それって、私たちが3月に遭遇したアレのことですかね?
それが昔から伝わっているなら、かなり昔から異世界へ転移した人がいたってことか。
「あ、でも、鬼ってのが結構どんな容姿か具体的に書かれているのが、町内図書館の歴史書コーナーの貴書であってね。それで鬼の容姿は大猪が二足歩行で歩いてた。なんて話しで、当時書かれた絵って言っても、水墨画みたいなのも、本当に猪が二足歩行で立った、まんまの絵でね。ただ単に、大猪の前足上げたときの威嚇に驚いただけよねーって、一緒に見てた友達と笑ってたわ」
……それ、あそこの森のオークさんじゃないですかね?
一応、向こうのドラゴンを囲んで叩き落すぐらいの実力はあるし、鬼って呼ばれるぐらいはこっちでは強いと思う。
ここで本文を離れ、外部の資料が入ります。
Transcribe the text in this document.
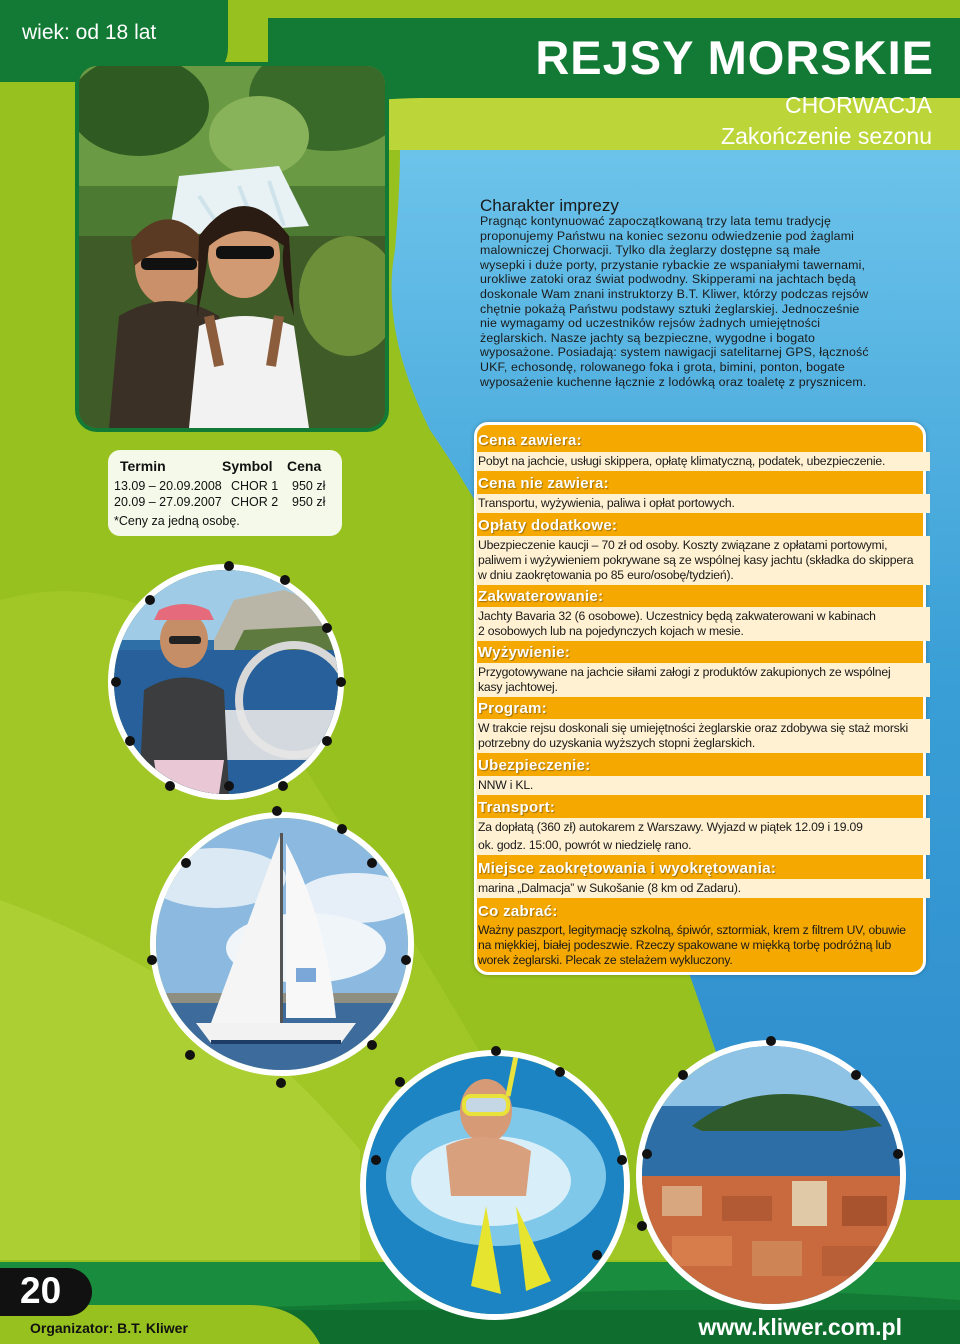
wiek: od 18 lat	REJSY MORSKIE
CHORWACJA
Zakończenie sezonu
Charakter imprezy
Pragnąc kontynuować zapoczątkowaną trzy lata temu tradycję
proponujemy Państwu na koniec sezonu odwiedzenie pod żaglami
malowniczej Chorwacji. Tylko dla żeglarzy dostępne są małe
wysepki i duże porty, przystanie rybackie ze wspaniałymi tawernami,
urokliwe zatoki oraz świat podwodny. Skipperami na jachtach będą
doskonale Wam znani instruktorzy B.T. Kliwer, którzy podczas rejsów
chętnie pokażą Państwu podstawy sztuki żeglarskiej. Jednocześnie
nie wymagamy od uczestników rejsów żadnych umiejętności
żeglarskich. Nasze jachty są bezpieczne, wygodne i bogato
wyposażone. Posiadają: system nawigacji satelitarnej GPS, łączność
UKF, echosondę, rolowanego foka i grota, bimini, ponton, bogate
wyposażenie kuchenne łącznie z lodówką oraz toaletę z prysznicem.
Termin	Symbol Cena
13.09 – 20.09.2008 CHOR 1 950 zł
20.09 – 27.09.2007 CHOR 2 950 zł
*Ceny za jedną osobę.
Cena zawiera:
Pobyt na jachcie, usługi skippera, opłatę klimatyczną, podatek, ubezpieczenie.
Cena nie zawiera:
Transportu, wyżywienia, paliwa i opłat portowych.
Opłaty dodatkowe:
Ubezpieczenie kaucji – 70 zł od osoby. Koszty związane z opłatami portowymi,
paliwem i wyżywieniem pokrywane są ze wspólnej kasy jachtu (składka do skippera
w dniu zaokrętowania po 85 euro/osobę/tydzień).
Zakwaterowanie:
Jachty Bavaria 32 (6 osobowe). Uczestnicy będą zakwaterowani w kabinach
2 osobowych lub na pojedynczych kojach w mesie.
Wyżywienie:
Przygotowywane na jachcie siłami załogi z produktów zakupionych ze wspólnej
kasy jachtowej.
Program:
W trakcie rejsu doskonali się umiejętności żeglarskie oraz zdobywa się staż morski
potrzebny do uzyskania wyższych stopni żeglarskich.
Ubezpieczenie:
NNW i KL.
Transport:
Za dopłatą (360 zł) autokarem z Warszawy. Wyjazd w piątek 12.09 i 19.09
ok. godz. 15:00, powrót w niedzielę rano.
Miejsce zaokrętowania i wyokrętowania:
marina „Dalmacja” w Sukošanie (8 km od Zadaru).
Co zabrać:
Ważny paszport, legitymację szkolną, śpiwór, sztormiak, krem z filtrem UV, obuwie
na miękkiej, białej podeszwie. Rzeczy spakowane w miękką torbę podróżną lub
worek żeglarski. Plecak ze stelażem wykluczony.
20
Organizator: B.T. Kliwer	www.kliwer.com.pl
「え、えーと、その大猪の鬼さんはどうなったとかあるんですか?」
「え? えーっと、たしか、諸国を旅していた誰だったかな……塚原なんとかっていう剣士が退治したって話だったかな?」
うーん。私、その塚原って人の名前を知っている気がする。
「……その人の名前。卜伝じゃないですか?」
「ああ、そうそう。卜伝。塚原卜伝。なにか有名な剣士だったらしくてね。その人が覚得之によった証拠の為にその鬼伝説があるとかなんとか……」
あー、なるほど。
本当にかの剣聖ならオークぐらいどうにでもなるよね。
私がそんな感想を覚えていると、助手席に座っている宇野空先輩が会話に参加してきた。
「……奏。その塚原卜伝は剣士どころじゃなくて、剣聖って言われたほどの、日本の剣士の中ではトップクラスの人物だよ」
「そうなの?」
「あー、君はどちらかというと、洋書を好むタイプだったね」
「そうよ。日本の文学も悪いとは言わないけど、なんというか、妖怪にしても奇跡にしても、夢が足りないじゃない? ほら、魔法でパッーとというやつじゃなくて、あまり救いがないというか」
「まあねー。日本の文学はそういう傾向がおおいからね。といっても、洋書もハッピーエンドって言うのはここ最近で、童話の元はあまり救いがなかったはずだよ」
「それは知ってるけど、魔法とか妖精とか可愛げがあるじゃない。日本の妖怪とかはどうもねー」
おうおう、妖怪盛大にディスられてるね。
いや、顔が非常に崩壊してたり、化け物さんたちはたくさんいるから仕方ないけど。
つーか、顔が整っている奴に限って妖怪では危険度ランクが高かったりするからなー。
というかさ、妖怪で思い出したけど、日本の妖怪って西洋で出てくる魔物とか、異世界の魔物とかと比べると、異質極まりないよね。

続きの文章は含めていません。